Here, Jane Gorick, co-founder of Packaging Services Europe, a frontline support service provider for returnable transit packaging (RTP), looks ahead at the key concepts she believes will shape the logistics sector across 2018 and beyond.

Warehouse automation and RTP

“In a sector always looking to drive efficiency without compromising quality, automation plays an increasingly important role within the supply chain. Looking ahead, I would expect to see the role of traditional supply chain elements – such as pallets and other load carriers – further evolve to meet the demands of automated storage and retrieval systems.

“Automated handling requires that the unit load – be it a carton, crate, tray or pallet – be uniform for effective orientation of the load carrier in the system. The properties of plastic have more consistent dimensional accuracy ensuring that goods are being stored, racked and transported in the safest possible way. With that in mind, I’d expect to see an increasing number of businesses opt for plastic pallets and packaging.

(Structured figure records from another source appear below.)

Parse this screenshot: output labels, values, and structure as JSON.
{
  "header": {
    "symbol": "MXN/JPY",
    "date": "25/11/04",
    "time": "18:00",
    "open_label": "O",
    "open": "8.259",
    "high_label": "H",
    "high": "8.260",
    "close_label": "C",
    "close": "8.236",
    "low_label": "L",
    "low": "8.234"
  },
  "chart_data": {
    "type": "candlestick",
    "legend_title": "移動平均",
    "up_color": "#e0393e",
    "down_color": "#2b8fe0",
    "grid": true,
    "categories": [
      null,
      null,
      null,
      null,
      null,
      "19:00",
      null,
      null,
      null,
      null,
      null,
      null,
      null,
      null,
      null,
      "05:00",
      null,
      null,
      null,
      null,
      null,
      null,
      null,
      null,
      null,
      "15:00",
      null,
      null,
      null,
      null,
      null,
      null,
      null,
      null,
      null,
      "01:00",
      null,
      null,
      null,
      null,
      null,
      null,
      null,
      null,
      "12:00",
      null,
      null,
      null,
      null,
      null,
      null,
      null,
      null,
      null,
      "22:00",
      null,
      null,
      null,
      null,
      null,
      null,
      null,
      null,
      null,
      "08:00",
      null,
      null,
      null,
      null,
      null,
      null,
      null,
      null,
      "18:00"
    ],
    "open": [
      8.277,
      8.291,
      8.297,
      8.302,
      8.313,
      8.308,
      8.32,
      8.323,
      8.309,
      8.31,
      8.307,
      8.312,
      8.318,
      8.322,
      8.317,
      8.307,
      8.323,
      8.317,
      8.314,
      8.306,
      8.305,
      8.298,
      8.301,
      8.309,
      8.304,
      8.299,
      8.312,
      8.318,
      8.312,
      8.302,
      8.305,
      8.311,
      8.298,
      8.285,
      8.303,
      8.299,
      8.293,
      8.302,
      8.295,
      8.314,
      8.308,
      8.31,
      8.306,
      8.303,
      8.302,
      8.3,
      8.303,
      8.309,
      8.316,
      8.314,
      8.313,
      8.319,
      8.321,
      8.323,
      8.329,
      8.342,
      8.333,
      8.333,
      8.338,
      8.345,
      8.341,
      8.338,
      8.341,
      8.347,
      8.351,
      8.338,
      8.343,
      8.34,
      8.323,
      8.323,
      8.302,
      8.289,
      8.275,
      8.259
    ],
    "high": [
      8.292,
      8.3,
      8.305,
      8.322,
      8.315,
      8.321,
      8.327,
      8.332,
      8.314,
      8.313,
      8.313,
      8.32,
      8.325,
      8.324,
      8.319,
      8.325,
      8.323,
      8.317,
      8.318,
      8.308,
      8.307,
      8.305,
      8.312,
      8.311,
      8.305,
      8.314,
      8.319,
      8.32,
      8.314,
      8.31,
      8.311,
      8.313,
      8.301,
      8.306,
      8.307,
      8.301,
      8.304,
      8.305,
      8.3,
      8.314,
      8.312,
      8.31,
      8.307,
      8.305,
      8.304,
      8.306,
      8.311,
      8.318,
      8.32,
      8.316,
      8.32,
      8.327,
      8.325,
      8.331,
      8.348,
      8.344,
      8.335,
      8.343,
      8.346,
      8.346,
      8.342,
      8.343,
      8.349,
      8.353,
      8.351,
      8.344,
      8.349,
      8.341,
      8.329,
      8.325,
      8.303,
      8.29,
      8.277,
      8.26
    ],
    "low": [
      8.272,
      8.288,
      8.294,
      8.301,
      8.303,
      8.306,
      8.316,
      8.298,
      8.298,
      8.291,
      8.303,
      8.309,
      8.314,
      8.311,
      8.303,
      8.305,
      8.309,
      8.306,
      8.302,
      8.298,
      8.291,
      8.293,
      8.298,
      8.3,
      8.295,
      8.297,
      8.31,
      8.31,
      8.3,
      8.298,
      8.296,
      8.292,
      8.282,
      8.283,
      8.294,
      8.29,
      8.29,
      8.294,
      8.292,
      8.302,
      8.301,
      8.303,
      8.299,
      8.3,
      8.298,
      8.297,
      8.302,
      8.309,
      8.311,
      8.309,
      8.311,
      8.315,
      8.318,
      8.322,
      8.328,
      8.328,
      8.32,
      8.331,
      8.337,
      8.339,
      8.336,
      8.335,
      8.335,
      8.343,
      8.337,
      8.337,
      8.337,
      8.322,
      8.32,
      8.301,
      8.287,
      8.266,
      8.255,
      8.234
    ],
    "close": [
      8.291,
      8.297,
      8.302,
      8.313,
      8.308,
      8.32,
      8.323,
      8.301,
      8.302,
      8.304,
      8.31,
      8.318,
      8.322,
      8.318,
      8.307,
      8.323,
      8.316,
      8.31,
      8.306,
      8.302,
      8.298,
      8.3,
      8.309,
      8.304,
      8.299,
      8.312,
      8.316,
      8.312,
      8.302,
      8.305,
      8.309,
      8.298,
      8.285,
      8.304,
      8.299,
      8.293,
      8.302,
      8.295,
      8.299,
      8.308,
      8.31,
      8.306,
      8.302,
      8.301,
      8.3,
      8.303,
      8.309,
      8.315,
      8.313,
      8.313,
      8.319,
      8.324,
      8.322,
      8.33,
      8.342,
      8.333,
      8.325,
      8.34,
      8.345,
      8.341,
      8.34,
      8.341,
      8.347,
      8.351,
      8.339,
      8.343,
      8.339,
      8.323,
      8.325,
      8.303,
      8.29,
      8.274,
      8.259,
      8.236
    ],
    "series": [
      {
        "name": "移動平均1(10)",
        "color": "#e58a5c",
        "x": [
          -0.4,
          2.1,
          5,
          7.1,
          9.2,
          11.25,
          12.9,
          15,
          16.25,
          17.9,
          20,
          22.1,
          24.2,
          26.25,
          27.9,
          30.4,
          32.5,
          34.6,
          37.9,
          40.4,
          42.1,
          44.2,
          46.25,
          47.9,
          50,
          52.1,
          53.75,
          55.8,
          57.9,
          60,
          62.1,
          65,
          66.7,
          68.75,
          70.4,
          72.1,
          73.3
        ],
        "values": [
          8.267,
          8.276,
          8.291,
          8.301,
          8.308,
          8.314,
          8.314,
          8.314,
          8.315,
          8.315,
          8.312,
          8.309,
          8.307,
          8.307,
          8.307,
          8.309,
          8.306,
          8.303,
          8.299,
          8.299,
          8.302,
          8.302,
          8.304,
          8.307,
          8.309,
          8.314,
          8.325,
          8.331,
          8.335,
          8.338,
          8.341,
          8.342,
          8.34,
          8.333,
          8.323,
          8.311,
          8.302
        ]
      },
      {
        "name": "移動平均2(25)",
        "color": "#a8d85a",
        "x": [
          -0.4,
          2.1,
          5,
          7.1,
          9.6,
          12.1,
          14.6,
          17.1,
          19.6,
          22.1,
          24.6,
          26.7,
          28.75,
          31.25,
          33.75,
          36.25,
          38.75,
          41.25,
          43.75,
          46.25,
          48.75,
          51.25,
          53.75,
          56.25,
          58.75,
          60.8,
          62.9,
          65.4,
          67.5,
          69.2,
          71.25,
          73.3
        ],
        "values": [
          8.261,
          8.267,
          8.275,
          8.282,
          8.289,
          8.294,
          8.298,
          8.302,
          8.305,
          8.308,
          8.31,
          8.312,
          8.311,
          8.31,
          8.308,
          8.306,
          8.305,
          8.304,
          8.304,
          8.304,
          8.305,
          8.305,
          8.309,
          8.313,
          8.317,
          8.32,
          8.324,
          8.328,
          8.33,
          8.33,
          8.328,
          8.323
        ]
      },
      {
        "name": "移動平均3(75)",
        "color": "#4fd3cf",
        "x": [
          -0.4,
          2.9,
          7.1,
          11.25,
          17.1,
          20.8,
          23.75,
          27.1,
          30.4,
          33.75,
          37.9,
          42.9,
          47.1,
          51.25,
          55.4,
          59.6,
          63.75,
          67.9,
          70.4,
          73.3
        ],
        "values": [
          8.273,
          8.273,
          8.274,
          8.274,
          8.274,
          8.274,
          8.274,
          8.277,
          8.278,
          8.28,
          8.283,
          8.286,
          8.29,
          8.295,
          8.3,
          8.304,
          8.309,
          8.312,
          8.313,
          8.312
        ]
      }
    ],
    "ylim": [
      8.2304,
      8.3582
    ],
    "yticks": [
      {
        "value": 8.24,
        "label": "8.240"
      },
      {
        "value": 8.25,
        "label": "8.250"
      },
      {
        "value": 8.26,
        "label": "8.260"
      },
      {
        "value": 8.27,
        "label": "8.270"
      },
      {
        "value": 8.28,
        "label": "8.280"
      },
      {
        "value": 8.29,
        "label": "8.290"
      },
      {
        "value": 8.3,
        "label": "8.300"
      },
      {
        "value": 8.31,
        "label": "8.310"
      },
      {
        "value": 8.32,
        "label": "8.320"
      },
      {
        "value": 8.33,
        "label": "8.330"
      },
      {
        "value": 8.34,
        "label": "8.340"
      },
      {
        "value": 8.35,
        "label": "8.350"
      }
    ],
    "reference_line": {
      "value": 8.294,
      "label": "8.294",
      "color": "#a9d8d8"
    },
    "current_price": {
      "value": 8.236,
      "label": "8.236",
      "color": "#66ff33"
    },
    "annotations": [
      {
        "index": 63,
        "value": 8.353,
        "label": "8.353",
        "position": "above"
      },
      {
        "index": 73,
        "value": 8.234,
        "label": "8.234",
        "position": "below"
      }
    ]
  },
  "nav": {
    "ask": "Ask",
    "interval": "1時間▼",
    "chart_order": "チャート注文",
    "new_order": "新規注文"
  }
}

“The manufacturing industry has already whole-heartedly welcomed mechanisation and automation, and I’d expect to see other industries follow suit. Today, increasing use of robotics in the warehousing environment is adding more pressure on the quality of the load carrier in the system.  Dimensional integrity, as well as its cleanliness are key and this means that the transit packaging condition has to deliver the consistency needed for the automation and robotics to work to optimum effect.”

Reuse and Recycle

“According to a report recently published by technology and business consultancy the Smithers Group, the global RTP industry will be worth $271bn by 2019. This equates to a yearly increase of 4% since 2012, thanks in part to initiatives such as the Packaging Waste Directive, which obligates businesses to minimise packaging waste across the supply chain. 

“But, historically, the Packaging Waste Directive has meant that there was a similar value associated with recycling and reusing. Going forwards, I’d expect to see more businesses look to promoting reuse over recycling. In terms of RTP, this will require companies to investigate different operational solutions.

“There are a number of key benefits to utilising the reuse option. A significant amount of energy is expended in the manufacture of a plastic pallet or crate, so it makes sound environmental sense to maximise the lifespan of the RTP. Reuse also results in less potentially hazardous waste, as there are limited by-products of the reuse process.

“Operational solutions for the recovery inspection and cleaning of RTP will continue to evolve, as more businesses look for ways to maximise the life of their packaging.”

Network changes

“In an increasingly diverse marketplace, supply chains are becoming ever more complex to meet the needs of offline and online sales channels, which are not always compatible. Online-offline integration efforts are challenging for companies, and impact inventory systems, warehouses, marketing campaigns and pricing strategies. This same integration can also drive a change in supply chain and warehouse network solutions.

“With leading manufacturers constantly working to streamline delivery options, for example managing returns efficiently or introducing 90-minute delivery options, customer expectations are being raised, and smaller businesses are having to work hard to keep pace. It can be daunting for SMEs, which don’t always have access to the same supply chain support mechanisms as larger or more established businesses.

“As we see the increasing integration of IT systems, and the adoption of automated technology in the supply chain, order fulfilment and delivery times will become faster. Businesses large or small will increasingly need to have the appropriate services in place to meet the needs of their supply chain. Ensuring the necessary national coverage to support their maintenance in a highly automated supply chain that demands fast turnarounds will be key.”